The six-foot-four, 192-pound goalie has a career 213-116-81 regular-season record with a .912 save percentage, a 2.79 goals-against average and eight shutouts across seven seasons with the Canucks.

Allvin also announced that veteran centre Teddy Blueger and defensive prospect Cole McWard will also miss the start of training camp after each had “minor lower-body surgery.”

Vancouver previously announced winger Dakota Joshua won’t be present for the start of camp as he recovers from surgery for testicular cancer.

Tocchet said he’ll have no problem filling the holes, and plans to switch his lines up a lot in Penticton.

“Nothing’s set in stone,” he said. “I think it’s important that you have different puzzles at different times.”

The coach added that he expects standout centre Elias Pettersson to begin on a line with Canucks newcomer Jake DeBrusk.

Vancouver inked DeBrusk, a former Boston Bruins forward, to a seven-year, US$38.5 million deal when the NHL’s free agent market opened on July 1.

The glare on Pettersson is expected to be bright once again as he enters the first year of a new eight-year, $92.8 million contract. The 25-year-old Swede struggled at times last season and put 89 points (34 goals, 55 assists) in 82 games.

Rutherford said he was impressed with how Pettersson looked when he returned to Vancouver ahead of camp.

“He seems to be a guy that’s more relaxed and more comfortable. And for obvious reasons,” said the president of hockey ops. “This is a guy that I believe has worked really hard this summer. He’s done everything he can to play as a top-line player. … The expectation for him is to be one of the top players on our team.”
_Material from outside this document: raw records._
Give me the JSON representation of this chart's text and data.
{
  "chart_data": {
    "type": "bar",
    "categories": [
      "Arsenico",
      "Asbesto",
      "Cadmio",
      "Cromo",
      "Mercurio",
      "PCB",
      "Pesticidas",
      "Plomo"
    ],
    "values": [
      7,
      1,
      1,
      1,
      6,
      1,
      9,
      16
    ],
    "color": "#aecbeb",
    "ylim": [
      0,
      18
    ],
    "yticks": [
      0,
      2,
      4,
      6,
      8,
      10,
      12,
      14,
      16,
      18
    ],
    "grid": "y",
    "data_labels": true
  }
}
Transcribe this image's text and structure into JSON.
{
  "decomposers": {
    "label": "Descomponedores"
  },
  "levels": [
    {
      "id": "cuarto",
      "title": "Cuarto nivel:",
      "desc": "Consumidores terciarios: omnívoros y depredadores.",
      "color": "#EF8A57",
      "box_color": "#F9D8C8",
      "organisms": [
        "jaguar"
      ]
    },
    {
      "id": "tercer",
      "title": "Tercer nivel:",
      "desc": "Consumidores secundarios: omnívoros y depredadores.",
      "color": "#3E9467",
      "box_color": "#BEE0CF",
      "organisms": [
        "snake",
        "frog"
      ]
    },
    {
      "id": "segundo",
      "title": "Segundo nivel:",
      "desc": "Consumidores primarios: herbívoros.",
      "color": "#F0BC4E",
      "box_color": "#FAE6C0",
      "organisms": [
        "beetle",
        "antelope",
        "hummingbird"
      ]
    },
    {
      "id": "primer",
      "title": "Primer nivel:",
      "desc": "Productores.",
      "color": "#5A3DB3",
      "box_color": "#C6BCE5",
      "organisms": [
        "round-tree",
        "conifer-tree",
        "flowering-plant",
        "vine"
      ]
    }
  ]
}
A number of Canucks hit milestones last season, including Quinn Hughes, who led all NHL defencemen in scoring with 92 points and won the Norris Trophy as the league’s top blue liner.

Several players could once again have career-best years for Vancouver, Tocchet said, but they’ll need to be consistent and not allow frustration to creep in when things go wrong.

“You’ve just got to drive yourself every day when you have a great year,” the coach said. “You’ve got to keep creating that environment where they can achieve those goals, whatever they are. And the main goal is winning. That’s really what it comes down to.”